Bush aide Karl Rove insists 'waterboarding is not torture'
George W Bush's former top adviser has said he is "proud" of the use of harsh interrogation techniques - including waterboarding - during the War on Terror.
Karl Rove, the Republican strategist widely known as "Bush's Brain", said in a BBC interview that he did not believe waterboarding, or simulated drowning, amounted to torture.
"I'm proud that we used techniques that broke the will of these terrorists and gave us valuable information that allowed us to foil plots such as flying aeroplanes into Heathrow and into London, bringing down aircraft over the Pacific, flying an aeroplane into the tallest building in Los Angeles and other plots," Mr Rove told the BBC.

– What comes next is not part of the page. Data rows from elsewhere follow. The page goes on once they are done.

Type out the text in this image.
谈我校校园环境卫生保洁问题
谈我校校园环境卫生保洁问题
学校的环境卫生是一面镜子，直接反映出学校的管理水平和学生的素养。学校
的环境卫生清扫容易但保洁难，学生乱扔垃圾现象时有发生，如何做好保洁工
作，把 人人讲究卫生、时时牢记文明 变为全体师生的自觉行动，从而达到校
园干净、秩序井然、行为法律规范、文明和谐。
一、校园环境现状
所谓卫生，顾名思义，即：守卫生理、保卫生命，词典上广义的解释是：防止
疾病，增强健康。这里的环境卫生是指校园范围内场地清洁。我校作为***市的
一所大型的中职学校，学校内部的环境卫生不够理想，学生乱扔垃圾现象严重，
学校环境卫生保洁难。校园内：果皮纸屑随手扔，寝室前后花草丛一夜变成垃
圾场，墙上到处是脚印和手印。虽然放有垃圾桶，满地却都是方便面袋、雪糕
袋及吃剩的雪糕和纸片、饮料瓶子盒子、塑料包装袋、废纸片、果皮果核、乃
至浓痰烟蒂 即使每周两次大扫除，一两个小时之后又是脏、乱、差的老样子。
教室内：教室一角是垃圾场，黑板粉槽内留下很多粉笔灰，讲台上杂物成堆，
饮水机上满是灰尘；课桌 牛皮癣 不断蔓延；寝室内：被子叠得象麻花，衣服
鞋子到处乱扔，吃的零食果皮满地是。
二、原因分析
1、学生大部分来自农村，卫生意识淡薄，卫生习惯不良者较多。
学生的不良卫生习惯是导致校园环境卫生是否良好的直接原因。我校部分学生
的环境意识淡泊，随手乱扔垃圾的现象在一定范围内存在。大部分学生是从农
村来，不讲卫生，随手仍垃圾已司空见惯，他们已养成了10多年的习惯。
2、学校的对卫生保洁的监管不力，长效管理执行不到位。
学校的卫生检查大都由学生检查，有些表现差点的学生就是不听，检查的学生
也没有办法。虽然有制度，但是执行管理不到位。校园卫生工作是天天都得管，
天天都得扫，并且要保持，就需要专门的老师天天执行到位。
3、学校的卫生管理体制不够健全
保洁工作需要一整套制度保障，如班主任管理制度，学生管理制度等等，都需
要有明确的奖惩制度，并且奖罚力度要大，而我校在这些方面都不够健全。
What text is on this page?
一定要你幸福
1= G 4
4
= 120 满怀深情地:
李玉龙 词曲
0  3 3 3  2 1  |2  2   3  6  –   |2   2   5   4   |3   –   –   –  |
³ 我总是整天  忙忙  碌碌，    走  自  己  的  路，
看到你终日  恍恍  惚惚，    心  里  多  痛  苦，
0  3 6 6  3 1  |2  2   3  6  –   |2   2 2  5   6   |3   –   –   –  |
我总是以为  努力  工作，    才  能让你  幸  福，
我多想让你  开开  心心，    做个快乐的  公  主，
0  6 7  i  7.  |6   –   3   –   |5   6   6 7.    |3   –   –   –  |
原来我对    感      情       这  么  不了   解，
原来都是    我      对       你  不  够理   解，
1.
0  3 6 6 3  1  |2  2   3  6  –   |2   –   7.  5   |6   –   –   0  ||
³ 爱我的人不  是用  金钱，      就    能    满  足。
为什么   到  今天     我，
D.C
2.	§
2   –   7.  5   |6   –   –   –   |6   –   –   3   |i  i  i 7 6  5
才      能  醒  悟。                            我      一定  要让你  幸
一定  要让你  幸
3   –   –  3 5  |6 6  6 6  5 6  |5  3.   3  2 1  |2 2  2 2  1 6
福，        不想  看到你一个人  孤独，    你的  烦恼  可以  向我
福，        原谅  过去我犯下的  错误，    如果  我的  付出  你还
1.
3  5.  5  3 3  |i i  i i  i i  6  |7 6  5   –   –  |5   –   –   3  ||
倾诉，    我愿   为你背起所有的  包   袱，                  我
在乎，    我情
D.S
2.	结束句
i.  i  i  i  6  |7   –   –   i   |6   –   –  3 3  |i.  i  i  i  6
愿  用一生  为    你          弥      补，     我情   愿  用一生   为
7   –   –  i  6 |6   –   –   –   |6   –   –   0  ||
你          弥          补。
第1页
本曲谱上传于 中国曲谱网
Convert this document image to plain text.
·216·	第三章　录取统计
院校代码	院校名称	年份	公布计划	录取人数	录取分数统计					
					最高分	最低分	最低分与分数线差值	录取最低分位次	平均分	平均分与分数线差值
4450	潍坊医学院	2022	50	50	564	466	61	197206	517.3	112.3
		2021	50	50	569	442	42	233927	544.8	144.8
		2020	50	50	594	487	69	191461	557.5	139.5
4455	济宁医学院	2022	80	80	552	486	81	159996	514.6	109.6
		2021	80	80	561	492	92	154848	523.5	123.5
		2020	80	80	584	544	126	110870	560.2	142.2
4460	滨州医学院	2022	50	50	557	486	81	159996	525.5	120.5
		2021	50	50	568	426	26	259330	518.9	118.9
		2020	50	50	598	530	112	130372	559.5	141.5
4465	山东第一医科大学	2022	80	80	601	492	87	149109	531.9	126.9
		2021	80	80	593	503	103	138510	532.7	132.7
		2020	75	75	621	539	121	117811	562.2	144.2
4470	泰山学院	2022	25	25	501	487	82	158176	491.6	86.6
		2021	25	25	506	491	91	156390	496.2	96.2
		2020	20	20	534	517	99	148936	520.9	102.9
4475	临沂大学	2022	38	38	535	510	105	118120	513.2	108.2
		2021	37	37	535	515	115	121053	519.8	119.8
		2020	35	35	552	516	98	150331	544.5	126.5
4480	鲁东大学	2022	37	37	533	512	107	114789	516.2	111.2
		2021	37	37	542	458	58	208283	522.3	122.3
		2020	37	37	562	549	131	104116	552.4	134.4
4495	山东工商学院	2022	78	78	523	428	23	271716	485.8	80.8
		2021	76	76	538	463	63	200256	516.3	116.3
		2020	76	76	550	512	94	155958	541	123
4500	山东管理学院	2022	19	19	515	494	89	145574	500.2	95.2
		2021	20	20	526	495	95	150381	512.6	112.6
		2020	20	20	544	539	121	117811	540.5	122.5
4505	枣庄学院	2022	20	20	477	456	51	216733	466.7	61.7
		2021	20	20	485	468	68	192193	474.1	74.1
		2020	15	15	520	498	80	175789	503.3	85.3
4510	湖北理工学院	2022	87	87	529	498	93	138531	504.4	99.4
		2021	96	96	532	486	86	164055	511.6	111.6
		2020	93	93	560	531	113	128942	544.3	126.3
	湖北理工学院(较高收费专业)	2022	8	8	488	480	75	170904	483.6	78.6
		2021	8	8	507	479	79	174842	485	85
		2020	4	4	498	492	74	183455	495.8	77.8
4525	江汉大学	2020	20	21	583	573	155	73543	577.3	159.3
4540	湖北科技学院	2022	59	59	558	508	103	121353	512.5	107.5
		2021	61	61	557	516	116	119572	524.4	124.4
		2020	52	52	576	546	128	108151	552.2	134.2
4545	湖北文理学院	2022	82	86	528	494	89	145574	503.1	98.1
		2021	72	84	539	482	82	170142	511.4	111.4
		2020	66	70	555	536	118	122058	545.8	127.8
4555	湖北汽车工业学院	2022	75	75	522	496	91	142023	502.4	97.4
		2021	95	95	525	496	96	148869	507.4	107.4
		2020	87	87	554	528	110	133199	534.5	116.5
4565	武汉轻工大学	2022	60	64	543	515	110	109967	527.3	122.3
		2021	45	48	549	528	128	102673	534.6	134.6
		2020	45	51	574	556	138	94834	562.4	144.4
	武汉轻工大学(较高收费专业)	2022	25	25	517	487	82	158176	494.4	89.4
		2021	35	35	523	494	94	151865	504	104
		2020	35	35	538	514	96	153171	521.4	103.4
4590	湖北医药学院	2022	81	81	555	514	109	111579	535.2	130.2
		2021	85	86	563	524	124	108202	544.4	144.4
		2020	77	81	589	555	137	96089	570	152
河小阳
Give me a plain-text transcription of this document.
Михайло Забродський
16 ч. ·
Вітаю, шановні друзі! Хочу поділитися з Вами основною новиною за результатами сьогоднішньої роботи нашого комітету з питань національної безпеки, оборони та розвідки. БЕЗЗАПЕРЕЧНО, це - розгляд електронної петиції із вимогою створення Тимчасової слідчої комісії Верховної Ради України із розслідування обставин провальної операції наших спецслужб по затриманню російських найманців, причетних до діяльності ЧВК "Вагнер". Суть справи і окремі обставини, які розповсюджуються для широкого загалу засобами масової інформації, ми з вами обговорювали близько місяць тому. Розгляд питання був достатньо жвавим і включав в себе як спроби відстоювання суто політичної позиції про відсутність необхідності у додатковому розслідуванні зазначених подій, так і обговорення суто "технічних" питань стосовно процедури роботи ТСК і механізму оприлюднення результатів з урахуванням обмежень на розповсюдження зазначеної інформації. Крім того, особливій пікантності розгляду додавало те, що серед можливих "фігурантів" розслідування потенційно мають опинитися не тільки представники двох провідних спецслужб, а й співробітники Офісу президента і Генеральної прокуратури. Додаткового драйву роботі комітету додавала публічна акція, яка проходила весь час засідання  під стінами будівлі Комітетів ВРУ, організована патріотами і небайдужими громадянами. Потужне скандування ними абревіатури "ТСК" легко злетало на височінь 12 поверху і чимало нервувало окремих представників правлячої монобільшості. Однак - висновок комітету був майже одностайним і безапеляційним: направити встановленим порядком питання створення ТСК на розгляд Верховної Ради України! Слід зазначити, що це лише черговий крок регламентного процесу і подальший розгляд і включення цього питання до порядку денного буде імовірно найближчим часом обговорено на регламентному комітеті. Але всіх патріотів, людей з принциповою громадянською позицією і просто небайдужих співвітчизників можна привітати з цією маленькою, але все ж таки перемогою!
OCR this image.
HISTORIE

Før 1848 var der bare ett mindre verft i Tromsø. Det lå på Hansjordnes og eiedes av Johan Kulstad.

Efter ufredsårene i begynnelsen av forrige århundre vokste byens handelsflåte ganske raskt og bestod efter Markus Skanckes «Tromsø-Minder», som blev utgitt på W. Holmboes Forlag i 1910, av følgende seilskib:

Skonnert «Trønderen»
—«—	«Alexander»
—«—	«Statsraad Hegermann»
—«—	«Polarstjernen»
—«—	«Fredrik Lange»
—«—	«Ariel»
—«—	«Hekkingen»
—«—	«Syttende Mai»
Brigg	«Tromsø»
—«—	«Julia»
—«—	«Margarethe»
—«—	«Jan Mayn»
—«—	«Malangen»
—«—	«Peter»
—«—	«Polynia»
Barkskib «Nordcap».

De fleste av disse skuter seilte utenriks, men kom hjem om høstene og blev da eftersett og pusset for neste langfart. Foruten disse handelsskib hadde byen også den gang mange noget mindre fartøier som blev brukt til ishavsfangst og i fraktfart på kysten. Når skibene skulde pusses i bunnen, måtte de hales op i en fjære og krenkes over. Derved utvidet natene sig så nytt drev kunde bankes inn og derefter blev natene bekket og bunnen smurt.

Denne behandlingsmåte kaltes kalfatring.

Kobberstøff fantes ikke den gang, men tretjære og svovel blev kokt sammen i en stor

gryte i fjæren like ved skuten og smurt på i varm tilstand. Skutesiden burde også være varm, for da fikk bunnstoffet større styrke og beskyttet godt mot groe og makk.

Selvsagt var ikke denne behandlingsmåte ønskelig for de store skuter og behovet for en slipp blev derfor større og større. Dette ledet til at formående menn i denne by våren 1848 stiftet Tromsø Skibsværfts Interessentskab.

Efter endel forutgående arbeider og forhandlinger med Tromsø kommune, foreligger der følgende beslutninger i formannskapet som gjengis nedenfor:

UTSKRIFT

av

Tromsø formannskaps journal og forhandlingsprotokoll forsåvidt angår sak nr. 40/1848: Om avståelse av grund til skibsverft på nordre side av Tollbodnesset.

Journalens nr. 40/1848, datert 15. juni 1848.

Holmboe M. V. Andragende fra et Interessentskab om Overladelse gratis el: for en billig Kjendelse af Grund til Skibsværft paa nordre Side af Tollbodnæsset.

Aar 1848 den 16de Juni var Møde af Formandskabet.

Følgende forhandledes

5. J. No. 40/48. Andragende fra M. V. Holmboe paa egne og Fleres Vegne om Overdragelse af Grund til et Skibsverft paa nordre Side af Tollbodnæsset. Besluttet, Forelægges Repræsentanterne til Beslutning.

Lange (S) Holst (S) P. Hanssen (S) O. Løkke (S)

"Yes, I'm proud that we kept the world safer than it was, by the use of these techniques. They're appropriate, they're in conformity with our international requirements and with US law."
Mr Rove gave the interview to mark the publication of a memoir - Courage and Consequence - in which he argues that history will look favourably on Mr Bush’s two-term presidency, particularly his decision to invade Iraq.
In the book he calls the 2003 invasion the most consequential act of the Bush presidency and a justifiable response to the terror attacks of September 11, 2001 - even though al-Qaeda and Osama bin Laden, not Saddam Hussein, were responsible.